Mi sorprende (anzi, non mi sorprende per nulla...), che il dibattito si sia acceso sullo stadio, ma non altrettanto su quello che vediamo in campo. Il calcio, quando si esprime in questo modo, diventa anche cultura, anche bellezza. Invece non si va oltre il commento sul fatto che poi alla fine perdiamo. Ok, ci sono cose da sistemare, riguardo alla esperienza di Fanbregas. Ma quello che si vede sul campo meriterebbe un risalto maggiore, Vedo che ne parlano dappertutto, a Como meno.

Ci salviamo?

Credo che la Serie A sua arrivata addirittura in anticipo rispetto a quanto previsto dalla società, e per questo dico che non mi sorprenderei se il prossimo anno andassimo già subito in Europa. Un altro traguardo per il quale servirà una città pronta per cavalcare l’occasione.

Le piace Fabregas?

Per me è il Cid Campeador. Conquistatore. Ha la presunzione di tutti i conquistatori. Lo troveremo presto su una panchina estera di grande prestigio.
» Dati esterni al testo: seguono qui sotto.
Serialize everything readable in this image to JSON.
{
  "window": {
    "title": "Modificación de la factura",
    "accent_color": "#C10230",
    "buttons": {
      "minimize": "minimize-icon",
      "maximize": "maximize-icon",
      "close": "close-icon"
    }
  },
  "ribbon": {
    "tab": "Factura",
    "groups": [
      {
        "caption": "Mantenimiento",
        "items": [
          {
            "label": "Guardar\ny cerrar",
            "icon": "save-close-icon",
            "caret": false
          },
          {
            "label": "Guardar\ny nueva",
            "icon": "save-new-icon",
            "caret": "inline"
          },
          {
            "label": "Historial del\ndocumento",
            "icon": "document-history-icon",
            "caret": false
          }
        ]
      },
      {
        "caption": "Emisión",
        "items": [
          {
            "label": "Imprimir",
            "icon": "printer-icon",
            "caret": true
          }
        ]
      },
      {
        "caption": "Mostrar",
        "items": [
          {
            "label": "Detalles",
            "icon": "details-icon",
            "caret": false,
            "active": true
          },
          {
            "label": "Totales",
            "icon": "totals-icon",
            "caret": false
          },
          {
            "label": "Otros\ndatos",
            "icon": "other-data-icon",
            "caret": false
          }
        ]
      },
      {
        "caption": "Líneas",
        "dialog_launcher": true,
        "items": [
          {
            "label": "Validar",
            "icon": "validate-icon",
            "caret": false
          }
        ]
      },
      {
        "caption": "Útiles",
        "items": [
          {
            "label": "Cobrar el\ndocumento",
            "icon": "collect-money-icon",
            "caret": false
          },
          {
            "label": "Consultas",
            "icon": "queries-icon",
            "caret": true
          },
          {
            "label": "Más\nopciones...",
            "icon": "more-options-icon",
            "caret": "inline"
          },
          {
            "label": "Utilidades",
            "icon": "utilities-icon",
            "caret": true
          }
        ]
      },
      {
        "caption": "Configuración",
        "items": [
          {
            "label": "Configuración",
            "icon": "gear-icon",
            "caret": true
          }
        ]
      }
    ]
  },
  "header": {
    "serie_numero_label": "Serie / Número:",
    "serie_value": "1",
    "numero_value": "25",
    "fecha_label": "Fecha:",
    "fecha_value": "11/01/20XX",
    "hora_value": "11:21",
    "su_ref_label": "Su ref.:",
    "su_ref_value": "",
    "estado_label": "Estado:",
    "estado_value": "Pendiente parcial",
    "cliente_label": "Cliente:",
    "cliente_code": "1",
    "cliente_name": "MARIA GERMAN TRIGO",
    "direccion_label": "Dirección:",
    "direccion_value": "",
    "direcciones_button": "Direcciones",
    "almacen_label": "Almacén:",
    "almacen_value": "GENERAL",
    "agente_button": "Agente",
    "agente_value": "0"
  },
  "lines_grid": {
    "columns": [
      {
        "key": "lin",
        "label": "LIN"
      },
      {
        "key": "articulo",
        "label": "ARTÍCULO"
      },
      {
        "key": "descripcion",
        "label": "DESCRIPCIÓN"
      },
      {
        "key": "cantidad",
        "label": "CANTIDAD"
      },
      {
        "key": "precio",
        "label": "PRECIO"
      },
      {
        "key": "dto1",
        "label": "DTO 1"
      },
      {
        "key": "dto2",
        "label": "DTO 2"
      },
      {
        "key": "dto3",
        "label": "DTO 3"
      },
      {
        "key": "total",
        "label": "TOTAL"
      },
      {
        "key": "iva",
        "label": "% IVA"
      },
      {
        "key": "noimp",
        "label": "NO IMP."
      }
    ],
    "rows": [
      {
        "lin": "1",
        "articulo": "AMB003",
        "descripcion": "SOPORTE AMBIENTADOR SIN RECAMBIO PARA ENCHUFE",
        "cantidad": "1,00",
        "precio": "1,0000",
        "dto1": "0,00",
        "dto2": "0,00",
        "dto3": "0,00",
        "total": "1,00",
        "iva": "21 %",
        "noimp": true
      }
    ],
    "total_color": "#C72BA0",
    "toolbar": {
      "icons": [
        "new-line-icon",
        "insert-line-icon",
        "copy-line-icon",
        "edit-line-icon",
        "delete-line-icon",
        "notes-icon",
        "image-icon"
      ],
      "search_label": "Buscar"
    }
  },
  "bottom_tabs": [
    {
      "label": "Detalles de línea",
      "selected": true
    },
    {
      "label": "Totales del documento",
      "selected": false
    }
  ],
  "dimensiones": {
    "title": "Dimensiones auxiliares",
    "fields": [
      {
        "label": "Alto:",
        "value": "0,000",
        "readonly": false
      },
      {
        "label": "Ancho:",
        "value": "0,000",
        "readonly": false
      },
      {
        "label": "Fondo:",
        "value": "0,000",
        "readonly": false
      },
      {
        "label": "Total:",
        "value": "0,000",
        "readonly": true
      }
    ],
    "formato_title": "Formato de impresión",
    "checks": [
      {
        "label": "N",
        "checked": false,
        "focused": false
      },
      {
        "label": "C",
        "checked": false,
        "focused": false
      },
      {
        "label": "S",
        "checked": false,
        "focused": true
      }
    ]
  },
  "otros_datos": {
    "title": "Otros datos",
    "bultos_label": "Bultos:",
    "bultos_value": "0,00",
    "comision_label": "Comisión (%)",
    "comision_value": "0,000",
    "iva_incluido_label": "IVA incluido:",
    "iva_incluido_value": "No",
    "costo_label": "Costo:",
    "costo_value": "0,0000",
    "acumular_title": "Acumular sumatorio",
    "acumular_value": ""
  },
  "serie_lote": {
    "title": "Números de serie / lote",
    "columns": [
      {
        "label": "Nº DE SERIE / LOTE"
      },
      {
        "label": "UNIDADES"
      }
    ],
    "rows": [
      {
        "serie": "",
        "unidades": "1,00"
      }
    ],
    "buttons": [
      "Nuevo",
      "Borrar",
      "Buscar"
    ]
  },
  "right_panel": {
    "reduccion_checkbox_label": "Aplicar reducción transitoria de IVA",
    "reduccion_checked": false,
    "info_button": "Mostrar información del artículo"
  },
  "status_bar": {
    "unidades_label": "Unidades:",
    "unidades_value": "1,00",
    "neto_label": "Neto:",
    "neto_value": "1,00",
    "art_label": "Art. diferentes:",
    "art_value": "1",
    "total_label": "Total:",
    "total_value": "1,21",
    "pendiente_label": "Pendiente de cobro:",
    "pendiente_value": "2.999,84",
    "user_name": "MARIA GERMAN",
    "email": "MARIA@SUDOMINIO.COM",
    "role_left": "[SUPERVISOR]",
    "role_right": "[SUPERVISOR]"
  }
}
E questa società le piace?

Sì, ma non del tutto. Ho già detto e ripeto che dobbiamo esserle grati per quanto fatto. Io ero a Scanzorosciate e non dimentico. Nessuno minimizza i successi sul campo e pure di marketing. Però è una società a cui manca un pizzico di empatia verso la piazza. Non bastano i “regali” tipo i concerti o le iniziative che moltiplicano la passione. Servirebbe un rapporto più diretto, più empatico con i tifosi, che ringraziano ma a volte secondo me si sentono un po’ messi in un angolo. Certe volte sembrano in una torre d’avorio, pieni di responsabili e addetti per ogni argomento. Io, certo, anche per anagrafe, preferisco quell’invito che mi fece il presidente Beretta...

Quale?

Ero a Cesena, Anni Settanta, in trasferta e papà mi disse che mi avrebbe riportato a casa Mario Beretta che era un suo amico. Ma mai avrei immaginato che il pasaggio me lo avrebbe dato sul...pullman della squadra. Non credevo ai miei occhi. Oggi irreplicabile, ma una certa umanità andrebbe recuperata.